Management quality seen as key issue in insurance regulation
The big question facing the UK’s principal financial market watchdog in developing risk-based safety rules for insurance firms is how to regulate for the quality of management in a firm, Sue Kean of the UK Financial Services Authority (FSA) said in London today.
Kean, who is manager of the FSA’s prudential standards department, said the question for the FSA was how to “operationalise” the management issue within the framework of risk-based regulation.
The FSA wants to bring harmonised risk-based supervision into effect for banks, insurance companies and securities firms along the lines developed by global banking regulators for the Basel II bank capital adequacy Accord.
In the insurance sector, the FSA will focus on senior management systems and controls, FSA sources said. The agency wants to impose an obligation to apportion responsibilities clearly among directors and senior executives of the firm and ensure the operations of a firm can be adequately monitored and controlled. There should also be an obligation to take reasonable care to ensure that proper systems and controls are established and maintained.
But Kean said the lack of agreement in the European Commission’s Solvency II project for insurers was a major problem for the FSA. The project is aimed at reforming existing solvency rules for insurance firms in the European Union, of which the UK is one of 15 member states.

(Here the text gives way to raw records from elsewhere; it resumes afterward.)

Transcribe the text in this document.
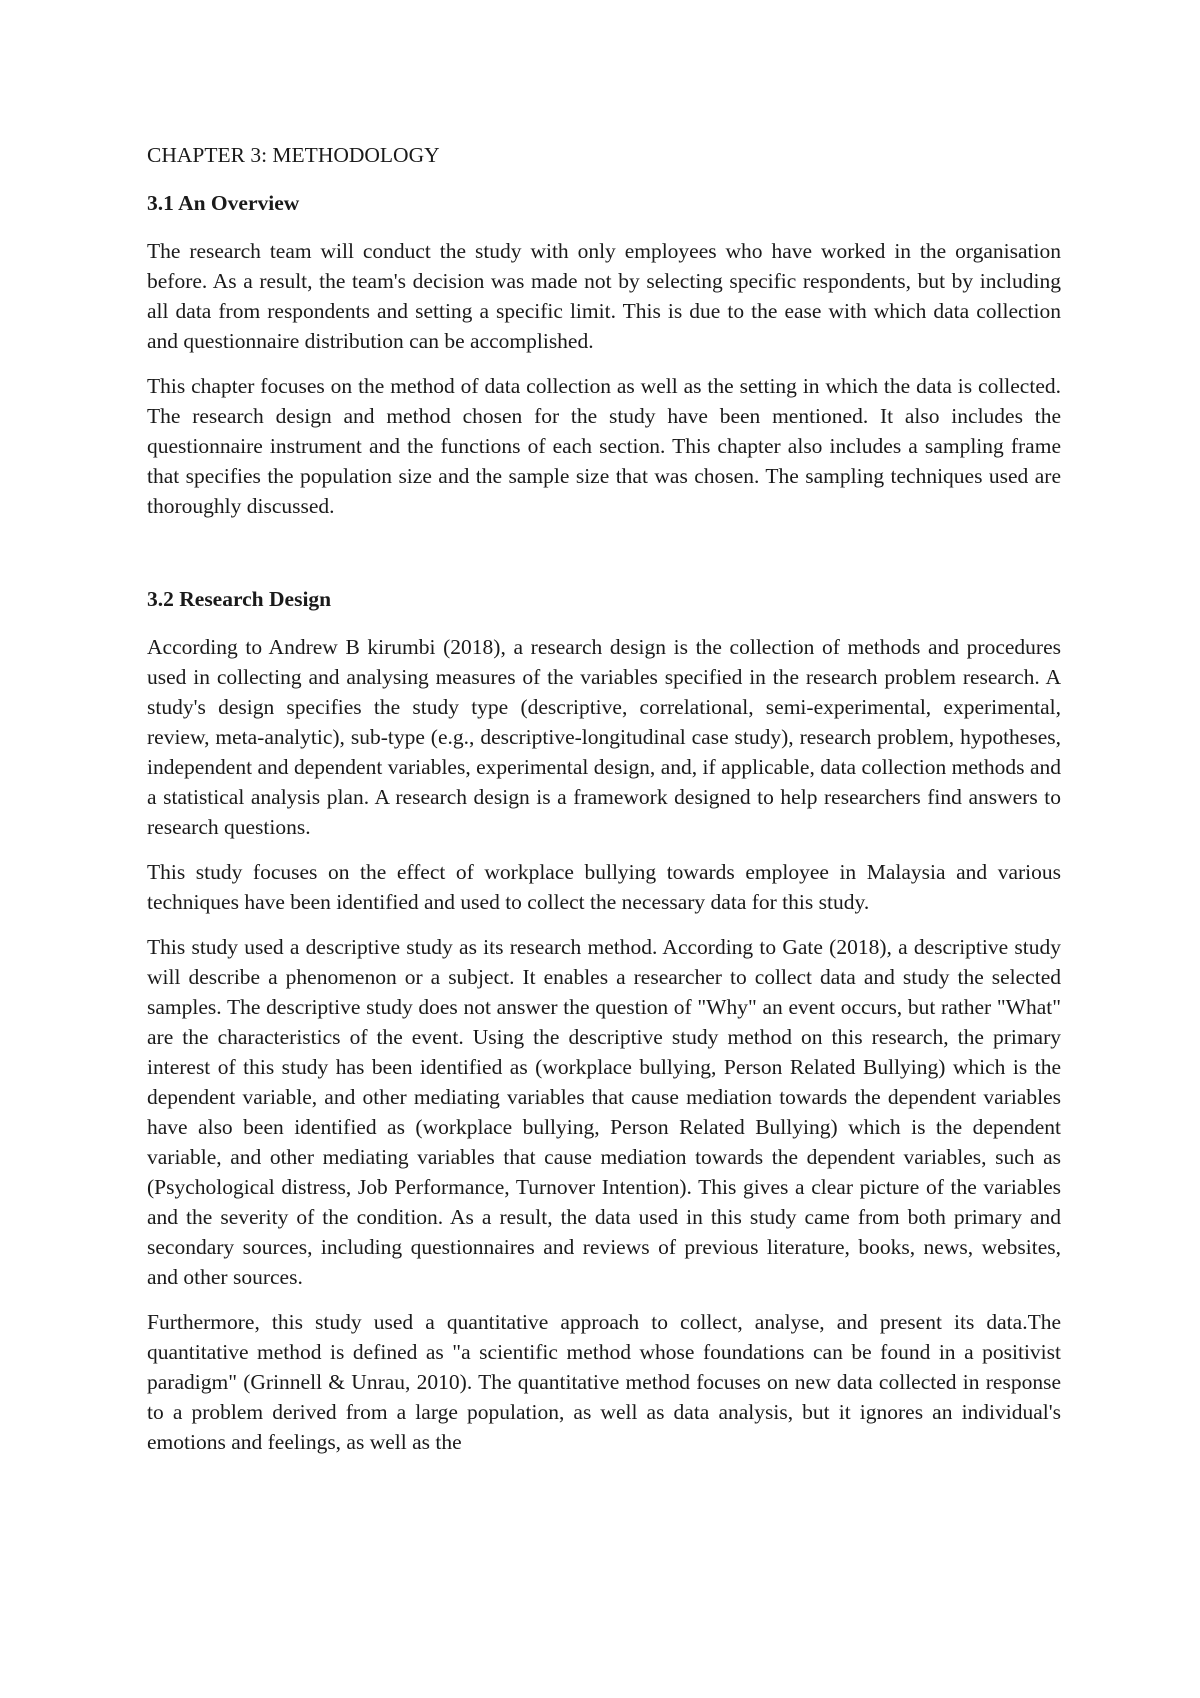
CHAPTER 3: METHODOLOGY
3.1 An Overview

The research team will conduct the study with only employees who have worked in the organisation before. As a result, the team's decision was made not by selecting specific respondents, but by including all data from respondents and setting a specific limit. This is due to the ease with which data collection and questionnaire distribution can be accomplished.

This chapter focuses on the method of data collection as well as the setting in which the data is collected. The research design and method chosen for the study have been mentioned. It also includes the questionnaire instrument and the functions of each section. This chapter also includes a sampling frame that specifies the population size and the sample size that was chosen. The sampling techniques used are thoroughly discussed.

3.2 Research Design

According to Andrew B kirumbi (2018), a research design is the collection of methods and procedures used in collecting and analysing measures of the variables specified in the research problem research. A study's design specifies the study type (descriptive, correlational, semi-experimental, experimental, review, meta-analytic), sub-type (e.g., descriptive-longitudinal case study), research problem, hypotheses, independent and dependent variables, experimental design, and, if applicable, data collection methods and a statistical analysis plan. A research design is a framework designed to help researchers find answers to research questions.

This study focuses on the effect of workplace bullying towards employee in Malaysia and various techniques have been identified and used to collect the necessary data for this study.

This study used a descriptive study as its research method. According to Gate (2018), a descriptive study will describe a phenomenon or a subject. It enables a researcher to collect data and study the selected samples. The descriptive study does not answer the question of "Why" an event occurs, but rather "What" are the characteristics of the event. Using the descriptive study method on this research, the primary interest of this study has been identified as (workplace bullying, Person Related Bullying) which is the dependent variable, and other mediating variables that cause mediation towards the dependent variables have also been identified as (workplace bullying, Person Related Bullying) which is the dependent variable, and other mediating variables that cause mediation towards the dependent variables, such as (Psychological distress, Job Performance, Turnover Intention). This gives a clear picture of the variables and the severity of the condition. As a result, the data used in this study came from both primary and secondary sources, including questionnaires and reviews of previous literature, books, news, websites, and other sources.

Furthermore, this study used a quantitative approach to collect, analyse, and present its data.The quantitative method is defined as "a scientific method whose foundations can be found in a positivist paradigm" (Grinnell & Unrau, 2010). The quantitative method focuses on new data collected in response to a problem derived from a large population, as well as data analysis, but it ignores an individual's emotions and feelings, as well as the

The UK wants risk-based and transparent rules that rely on internal risk measurement by insurance firms in contrast to the current “regulator-knows-best” prescriptive regime, she said.
But there is a lot of support in Europe for continuing with prescriptive rules, she noted. The worst outcome for the FSA would be for Solvency II simply to tighten up existing rules with scope for individual countries to go their own way, Kean said.